The elimination of the longtime ANA is a huge disservice to professional women’s golf.
It was the spring of 1988. Amy Alcott was on the 18th green at Mission Hills in Rancho Mirage, California, with 3 putts to win her second career Nabisco Dinah Shore. After Alcott and Caddy Bill Kurre intervened from a few inches, they became trendsetters after their mutual hug.
On the spur of the moment, Amy Alcott and Kurre jumped into what is now known as Poppie’s Pond.
Three years later, Alcott repeated her big win at Mission Hills and jumped her caddy into the pond again. This time around, Dinah Shore, the Hollywood icon who founded the tournament to promote the game of golf for women, took the plunge with Amy. It’s an image carved into the stone tablet of LPGA memories.
It has been a tradition for every winner of the Dinah Shore, now ANA, since 1994.
The only other professional golf tournament that has been played in one location longer than this LPGA is the Masters. That’s how big this tournament is. Or should we now say how big this tournament was?
Unfortunately, the new top management of the LPGA turns the “is” into a “what”, because with the 2022 edition of the ANA, the end of the line for the first major of the year. And frankly, this is one of the most insulting things the LPGA could do to their tour and professional women’s golf.
Forget about traditions. Forget the story. Forget status and celebrations. Forget Dinah’s legacy of fighting for equal pay and equal playing fields for women in work and sports. Forget the one-of-a-kind that splashes at Poppie’s after winning. Forget what this tournament is about.
The new leader of the LPGA Tour, Mollie Marcoux Samaan, is throwing all of this away for a major check and TV coverage and at the same time destroys her stone tablet legacy. And that makes me sick.
Now that I’m the general manager of a media company myself, I feel the need to grow. The LPGA has remained relatively stagnant in viewership, attendance and news for many years.
Now it is my personal work goal to increase sales and profitability for my customers, whose companies also need this boost, by using the right products and solutions. At the same time, I find the right products to help our customers that also help the owners and investors of my company.
Sometimes you just have to say, “Damn it, I know we need a big refresher here. Despite calling for this to be eliminated, we will work to maintain the brand while growing for the future. Work smarter and grow better to get where we need to be. “
I was faced with the possibility of tearing down a long-established radio brand in my cluster that was very old. We checked all of the options and found that the brand is still highly regarded as a name but the product is delivered terribly. Destroying this heritage would be a disservice to the community we serve. Instead, we completely retrofitted this station, redesigned it and reset the future. How has the performance been since then? This year alone, sales of this brand have grown by almost 35%. The listeners returned because we brought it back with a proud, strong presence and a much better product.
The thing about the ANA, or Dinah Shore if you will, is that it was not and is not life sustaining. Yes, it may have had to be postponed or timed, but throwing the baby out with the water from Poppie’s Pond? No, not at all and for nothing more than instant greed.
ANA wanted to retire after financial challenges caused by the international travel slowdown from the pandemic.
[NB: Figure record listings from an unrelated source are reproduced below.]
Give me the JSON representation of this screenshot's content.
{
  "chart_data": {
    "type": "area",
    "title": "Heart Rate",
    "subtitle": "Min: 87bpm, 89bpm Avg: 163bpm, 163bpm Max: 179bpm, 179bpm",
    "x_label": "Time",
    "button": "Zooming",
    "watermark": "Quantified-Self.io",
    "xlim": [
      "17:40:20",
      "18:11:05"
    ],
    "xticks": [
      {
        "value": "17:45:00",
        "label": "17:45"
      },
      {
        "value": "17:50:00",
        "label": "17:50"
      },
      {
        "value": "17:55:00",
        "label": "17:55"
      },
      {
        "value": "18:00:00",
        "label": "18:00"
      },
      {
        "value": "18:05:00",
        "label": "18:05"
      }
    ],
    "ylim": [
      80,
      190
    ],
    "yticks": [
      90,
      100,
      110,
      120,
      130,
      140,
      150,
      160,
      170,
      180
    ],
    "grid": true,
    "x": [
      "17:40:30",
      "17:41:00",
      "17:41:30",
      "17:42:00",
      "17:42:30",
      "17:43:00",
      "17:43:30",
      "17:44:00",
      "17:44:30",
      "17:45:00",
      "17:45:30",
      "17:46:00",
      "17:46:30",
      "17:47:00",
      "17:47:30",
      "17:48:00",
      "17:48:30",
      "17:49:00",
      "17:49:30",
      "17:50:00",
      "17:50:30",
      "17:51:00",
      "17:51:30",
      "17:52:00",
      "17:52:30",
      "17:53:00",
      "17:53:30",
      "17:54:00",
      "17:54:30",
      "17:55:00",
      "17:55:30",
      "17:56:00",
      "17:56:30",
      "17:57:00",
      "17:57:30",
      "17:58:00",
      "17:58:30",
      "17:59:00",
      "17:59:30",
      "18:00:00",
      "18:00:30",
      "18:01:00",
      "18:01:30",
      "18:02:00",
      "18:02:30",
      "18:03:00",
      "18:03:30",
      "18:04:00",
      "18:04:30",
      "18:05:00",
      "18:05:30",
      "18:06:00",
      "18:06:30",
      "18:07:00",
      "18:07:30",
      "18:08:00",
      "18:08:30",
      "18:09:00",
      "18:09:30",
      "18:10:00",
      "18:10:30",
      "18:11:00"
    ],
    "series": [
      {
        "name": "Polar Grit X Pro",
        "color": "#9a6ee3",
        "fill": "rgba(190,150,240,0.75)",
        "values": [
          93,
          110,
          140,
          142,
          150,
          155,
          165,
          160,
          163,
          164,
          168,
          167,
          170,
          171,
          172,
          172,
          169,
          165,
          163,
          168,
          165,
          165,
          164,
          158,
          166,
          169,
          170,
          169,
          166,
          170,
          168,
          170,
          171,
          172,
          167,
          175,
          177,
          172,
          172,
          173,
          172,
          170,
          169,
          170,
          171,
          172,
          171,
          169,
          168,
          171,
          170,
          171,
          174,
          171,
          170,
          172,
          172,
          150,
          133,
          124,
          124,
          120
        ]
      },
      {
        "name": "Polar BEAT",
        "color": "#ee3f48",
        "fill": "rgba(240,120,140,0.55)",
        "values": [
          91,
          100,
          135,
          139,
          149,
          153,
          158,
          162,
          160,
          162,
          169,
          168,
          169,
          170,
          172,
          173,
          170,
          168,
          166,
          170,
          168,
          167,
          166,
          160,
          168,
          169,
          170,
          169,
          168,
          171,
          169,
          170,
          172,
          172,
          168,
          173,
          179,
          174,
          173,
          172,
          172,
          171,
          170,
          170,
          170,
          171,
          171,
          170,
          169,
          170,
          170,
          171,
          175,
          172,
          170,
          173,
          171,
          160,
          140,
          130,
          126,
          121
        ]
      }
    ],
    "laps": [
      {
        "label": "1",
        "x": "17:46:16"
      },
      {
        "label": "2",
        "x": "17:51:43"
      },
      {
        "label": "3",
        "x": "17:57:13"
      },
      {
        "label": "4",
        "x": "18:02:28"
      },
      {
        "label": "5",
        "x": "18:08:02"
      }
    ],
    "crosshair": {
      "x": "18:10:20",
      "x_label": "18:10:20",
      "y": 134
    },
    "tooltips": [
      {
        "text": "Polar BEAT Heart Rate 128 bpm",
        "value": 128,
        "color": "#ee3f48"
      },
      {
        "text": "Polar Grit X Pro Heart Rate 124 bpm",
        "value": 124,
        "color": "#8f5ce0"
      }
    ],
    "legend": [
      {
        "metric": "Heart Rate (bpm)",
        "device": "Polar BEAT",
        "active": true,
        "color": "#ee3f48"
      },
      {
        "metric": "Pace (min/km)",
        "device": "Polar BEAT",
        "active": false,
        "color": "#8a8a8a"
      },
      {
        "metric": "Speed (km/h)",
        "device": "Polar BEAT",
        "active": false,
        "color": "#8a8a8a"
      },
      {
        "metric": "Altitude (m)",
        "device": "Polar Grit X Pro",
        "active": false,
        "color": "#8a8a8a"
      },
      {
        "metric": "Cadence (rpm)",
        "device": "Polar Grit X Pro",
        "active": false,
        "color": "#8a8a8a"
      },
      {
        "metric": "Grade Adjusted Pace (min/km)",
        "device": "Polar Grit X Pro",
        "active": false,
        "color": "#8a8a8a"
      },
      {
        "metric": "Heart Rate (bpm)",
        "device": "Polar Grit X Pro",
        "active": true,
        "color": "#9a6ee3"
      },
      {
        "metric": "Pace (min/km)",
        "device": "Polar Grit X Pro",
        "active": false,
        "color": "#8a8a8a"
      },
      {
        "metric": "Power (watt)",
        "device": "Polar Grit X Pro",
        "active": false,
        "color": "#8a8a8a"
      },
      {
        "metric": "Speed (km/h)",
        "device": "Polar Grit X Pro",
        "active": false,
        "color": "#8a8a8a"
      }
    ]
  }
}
Okay, and I get it. Couldn’t the future Texas event sponsor and host of the 2022 edition hold this tournament in California?
Not an insult to a lot of my friends who live in the Lone Star State (I have a good number of them), but recent actions against the health and choice of women don’t really fit with Dinah’s legacy or come up with this great look organize like the best PR move either.
The Masters and Augusta National have been an integral part of the PGA longer than the ANA, but have also endured and survived their own controversies than anything else in the history of the Mission Hills hosts. But The Masters was not moved. We regard the Masters with the awe they deserve. Why doesn’t that also apply to the second longest professional golf tournament at the same location?
That’s because Mollie Marcoux Samaan is out of sight. Yes, a big six year check is nice, but it won’t be in Rancho Mirage, there won’t be the iconic Pond Festival, and it won’t be about Dinah Shore’s legacy and work for equality and growth.
That major will now be just a big check and a cheap replacement for one of the great traditions of golf. So I congratulate Mollie, because with the stroke of a pen the new boss of the LPGA Tour simply tore out his own heart.